Many sewage treatment plants use centrifugal pumps to transfer the nitrified mixed liquor from the aeration zone to the anoxic zone for denitrification. These pumps are often referred to as Internal Mixed Liquor Recycle (IMLR) pumps. IMLR may be 200% to 400% the flow rate of influent wastewater (Q). This is in addition to Return Activated Sludge (RAS) from secondary clarifiers, which may be 100% of Q. (Therefore, the hydraulic capacity of the tanks in such a system should handle at least 400% of annual average design flow (AADF). At times, the raw or primary effluent wastewater must be carbon-supplemented by the addition of methanol, acetate, or simple food waste (molasses, whey, plant starch) to improve the treatment efficiency. These carbon additions should be accounted for in the design of a treatment facility's organic loading.
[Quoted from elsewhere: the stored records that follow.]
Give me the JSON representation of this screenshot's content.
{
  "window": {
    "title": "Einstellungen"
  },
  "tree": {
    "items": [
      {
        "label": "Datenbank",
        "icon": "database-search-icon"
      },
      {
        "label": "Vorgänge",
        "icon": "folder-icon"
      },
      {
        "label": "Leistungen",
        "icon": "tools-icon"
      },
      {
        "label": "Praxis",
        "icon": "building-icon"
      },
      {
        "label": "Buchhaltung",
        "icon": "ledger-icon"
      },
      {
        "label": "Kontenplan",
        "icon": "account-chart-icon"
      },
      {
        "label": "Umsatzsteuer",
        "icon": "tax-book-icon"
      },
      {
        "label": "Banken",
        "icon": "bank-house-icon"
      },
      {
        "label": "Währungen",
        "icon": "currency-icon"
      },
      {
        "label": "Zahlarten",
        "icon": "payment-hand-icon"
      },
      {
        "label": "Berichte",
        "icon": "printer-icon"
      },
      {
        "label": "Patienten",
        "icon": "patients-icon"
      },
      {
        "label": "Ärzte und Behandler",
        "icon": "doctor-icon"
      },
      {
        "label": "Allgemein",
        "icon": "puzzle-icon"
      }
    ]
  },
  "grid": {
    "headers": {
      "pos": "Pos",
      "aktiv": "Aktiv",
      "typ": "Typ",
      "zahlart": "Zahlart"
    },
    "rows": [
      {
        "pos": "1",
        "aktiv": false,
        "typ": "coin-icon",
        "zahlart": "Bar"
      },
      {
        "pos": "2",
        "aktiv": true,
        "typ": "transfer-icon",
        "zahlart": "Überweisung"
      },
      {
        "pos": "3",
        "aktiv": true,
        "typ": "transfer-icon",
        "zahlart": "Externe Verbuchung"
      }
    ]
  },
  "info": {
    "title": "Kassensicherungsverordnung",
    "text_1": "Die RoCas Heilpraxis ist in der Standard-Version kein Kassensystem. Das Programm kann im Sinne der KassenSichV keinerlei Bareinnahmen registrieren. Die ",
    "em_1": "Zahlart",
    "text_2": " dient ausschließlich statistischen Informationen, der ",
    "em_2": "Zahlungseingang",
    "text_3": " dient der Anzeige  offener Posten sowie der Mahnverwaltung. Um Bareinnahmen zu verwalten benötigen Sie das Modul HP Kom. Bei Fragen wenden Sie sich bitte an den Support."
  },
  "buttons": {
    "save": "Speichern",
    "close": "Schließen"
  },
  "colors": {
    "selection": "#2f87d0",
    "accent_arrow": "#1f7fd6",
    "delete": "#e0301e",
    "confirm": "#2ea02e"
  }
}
Further modifications to the MLE were to come: Bardenpho and Biodenipho processes include additional anoxic and oxidative processes to further polish the conversion of nitrate ion to molecular nitrogen gas. Use of an anaerobic tank following the initial anoxic process allows for luxury uptake of phosphorus by bacteria, thereby biologically reducing orthophosphate ion in the treated wastewater. Even newer improvements, such as Anammox Process, interrupt the formation of nitrate at the nitrite stage of nitrification, shunting nitrite-rich mixed liquor activated sludge to treatment where nitrite is then converted to molecular nitrogen gas, saving energy, alkalinity, and secondary carbon sourcing. Anammox™ (ANaerobic AMMonia OXidation) works by artificially extending detention time and preserving denitrifiying bacteria through the use of substrate added to the mixed liquor and continuously recycled from it prior to secondary clarification. Many other proprietary schemes are being deployed, including DEMON™, Sharon-ANAMMOX™, ANITA-Mox™, and DeAmmon™.The bacteria Brocadia anammoxidans can remove ammonium from waste water through anaerobic oxidation of ammonium to hydrazine, a form of rocket fuel.